The study guide I have is ISA's Arborists' Certification Study Guide published in 1993. I'll get the Arboriculture book recommended; "Arboriculture: Integrated Management of Trees, Shrubs, and Vines" by Harris, Clark, and Matheny. To be safe I'll likely spend the 150.00 on the combo pack. Get the updated study guide, the BMPs, and the ANSI stuff.

I just don't want to go and take the test and have questions be from reading material I didn't have.

Anyone know the how the test is composed? I hear there's different sections and if you fail certain ones you can retake just those sections later. I know there's also a tree identification section of the test to identify trees from their leaves/twigs that are native to Wisconsin. Do they allow you to go early and practice looking at those specimens?


----------



## pdqdl (Oct 21, 2008)

Go to the ISA website and check out the certification information. It is careful to explain how all the questions you have asked will be answered.

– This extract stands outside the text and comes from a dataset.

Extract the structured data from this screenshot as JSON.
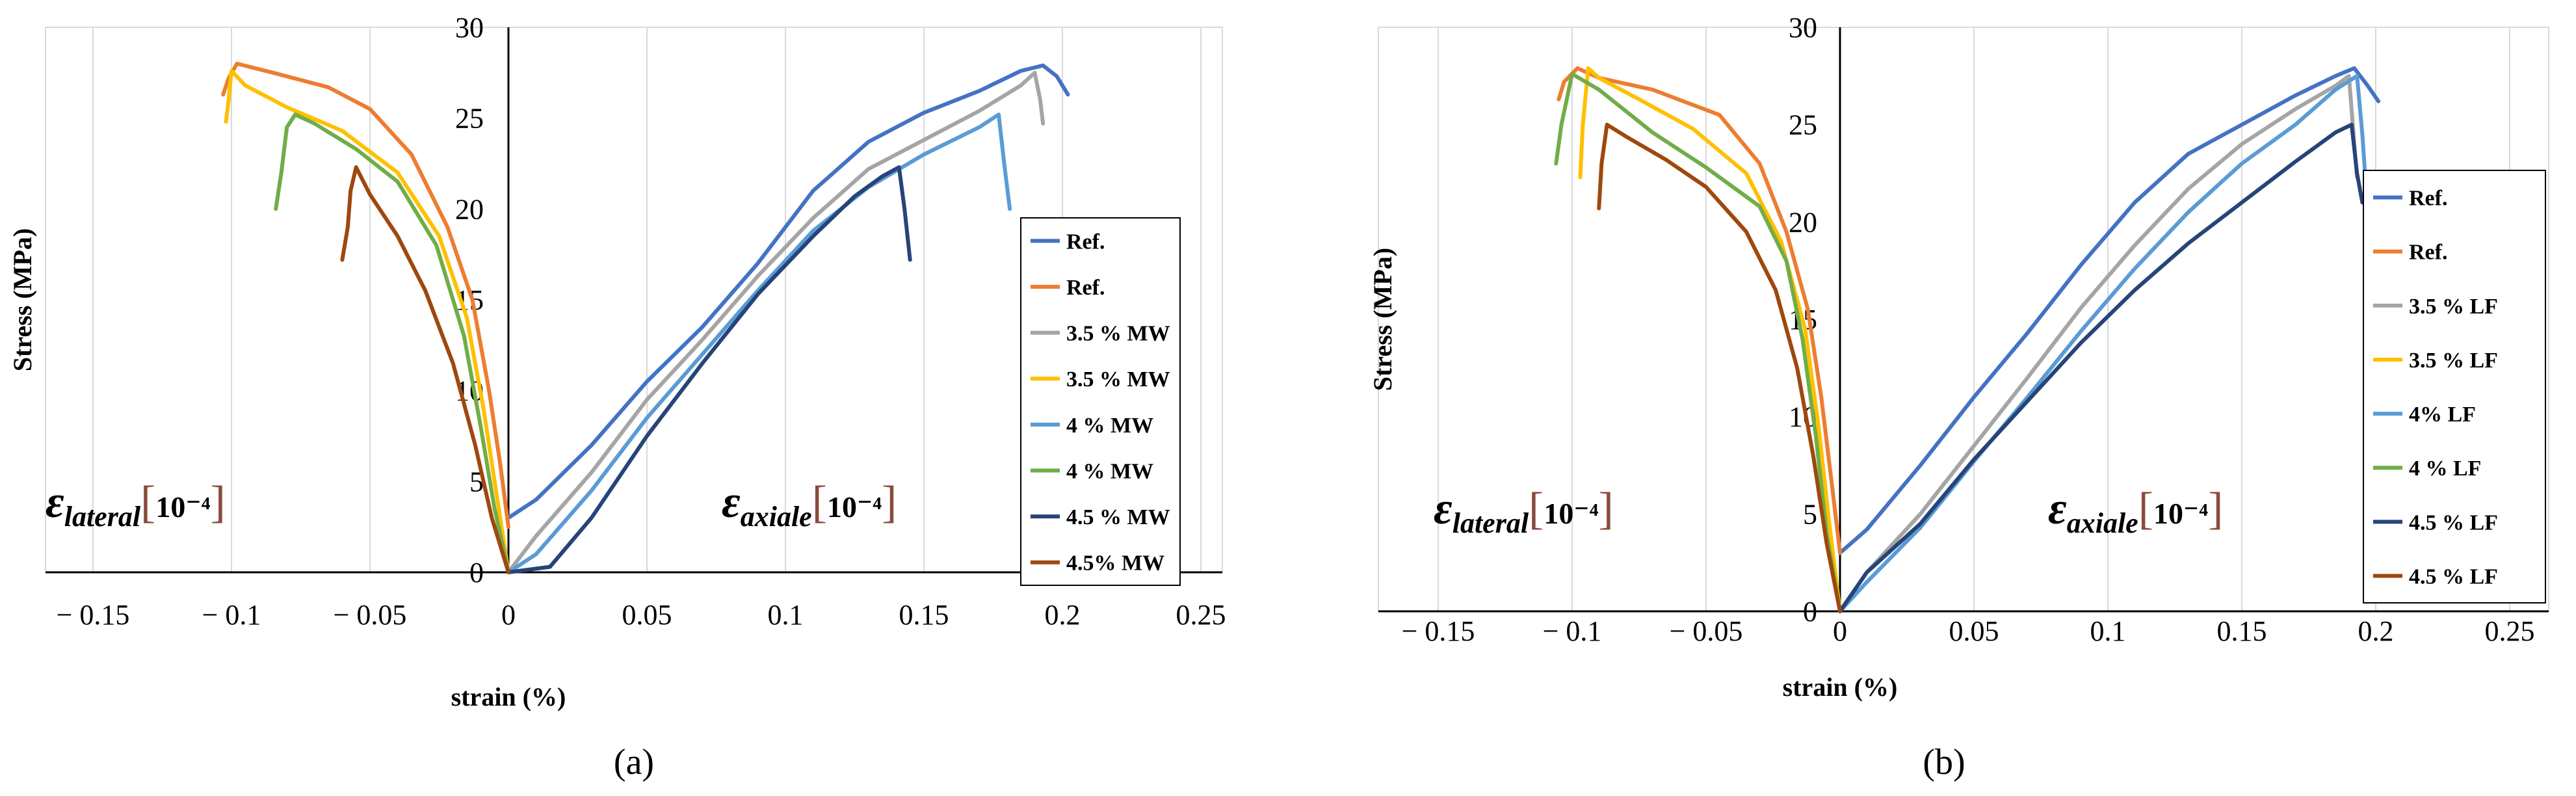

Regarding tree ID's: I did not feel that the testing process was completely explained prior to testing, and I am sure that it may be handled in different ways at different locations or times of year.

I applied for the test, and received a list of trees to identify that would be considered "local" for my area, prior to the test so that I could study. At the test, photo's of leaves and trees were used. None of the tree ID's at my test were based on tricky pictures like twigs or buds. It was a very fair and representative test for trees in my area. If you couldn't ID the tree from the pictures, it was because you didn't know what tree it was.


----------



## treeseer (Oct 22, 2008)

WillyStDruid said:


> To be safe I'll likely spend the 150.00 on the combo pack. Get the updated study guide, the BMPs, and the ANSI stuff.


Another option would be to buy the entire set of 10 instructional cd's for $300. This is by far the most bang for the buck, and you can use them to get 60 or so ceu's, at least 2 years' worth!

http://www.isa-arbor.com/publications/CDDemos.aspx


----------



## WillyStDruid (Oct 25, 2008)

treeseer said:


> Another option would be to buy the entire set of 10 instructional cd's for $300. This is by far the most bang for the buck, and you can use them to get 60 or so ceu's, at least 2 years' worth!
> 
> http://www.isa-arbor.com/publications/CDDemos.aspx



I've looked over that cd package and yes, if the content on those cds covers the test information, you're correct. Based on ISA's Certification Application Handbook at: 

http://www.isa-arbor.com/certification/resources/certapp.pdf

I'll need the study guide plus whatever additional listed references are listed in the study guide. There's 22 additional reading references!!  

So perhaps the set of cds, the study guide package with the ansi and bmps, and that big Arboriculture will cover everything? In an attempt to not be pennywise and pound foolish, I'll likely do this.

I'm hoping that someone who has actually taken and passed the certification can shed some light on a practical and modestly priced list of reading materials.


----------



## Mike Cantolina (Oct 28, 2008)

WillyStDruid said:


> I'm hoping that someone who has actually taken and passed the certification can shed some light on a practical and modestly priced list of reading materials.



If you know the newer study guide inside and out, you will pass the test.

"Arboriculture" goes into a lot more detail on all of the domains.

I had to retake the identification part and thought going in that it was my strongest area. It is definitely a different test in different geographic areas though.

I would also recommend a study cd for any subject you feel you might be weak in.

Mike


----------



## Adkpk (Oct 28, 2008)

I talked to the ISA today and I am going to take the test with only the use of the study guide. Whatever area I fail in I will take again after studying from the specific study cd. Not saying I wouldn't want to buy quite a few of the books in the ISA catalog as I am sure I will at some point but for now I just want to take the test. If I fail with flying colors, well then I'll have to go back to cutting lawns.


----------



## WillyStDruid (Oct 29, 2008)

Thanks everyone for the info and advice. I'm ordering up the study guide and bmp pack and the cd set tomorrow and plan on hitting the study table for a couple of hours every night until the test in two weeks. Yes, the tree identification has me the most intimidated, especially if the specimens turn out to be a few twigs and no leaves or a ton of different spruces, a larche, a fir, and some pines, lol. I'll post in a few weeks and let you all know how it goes.


----------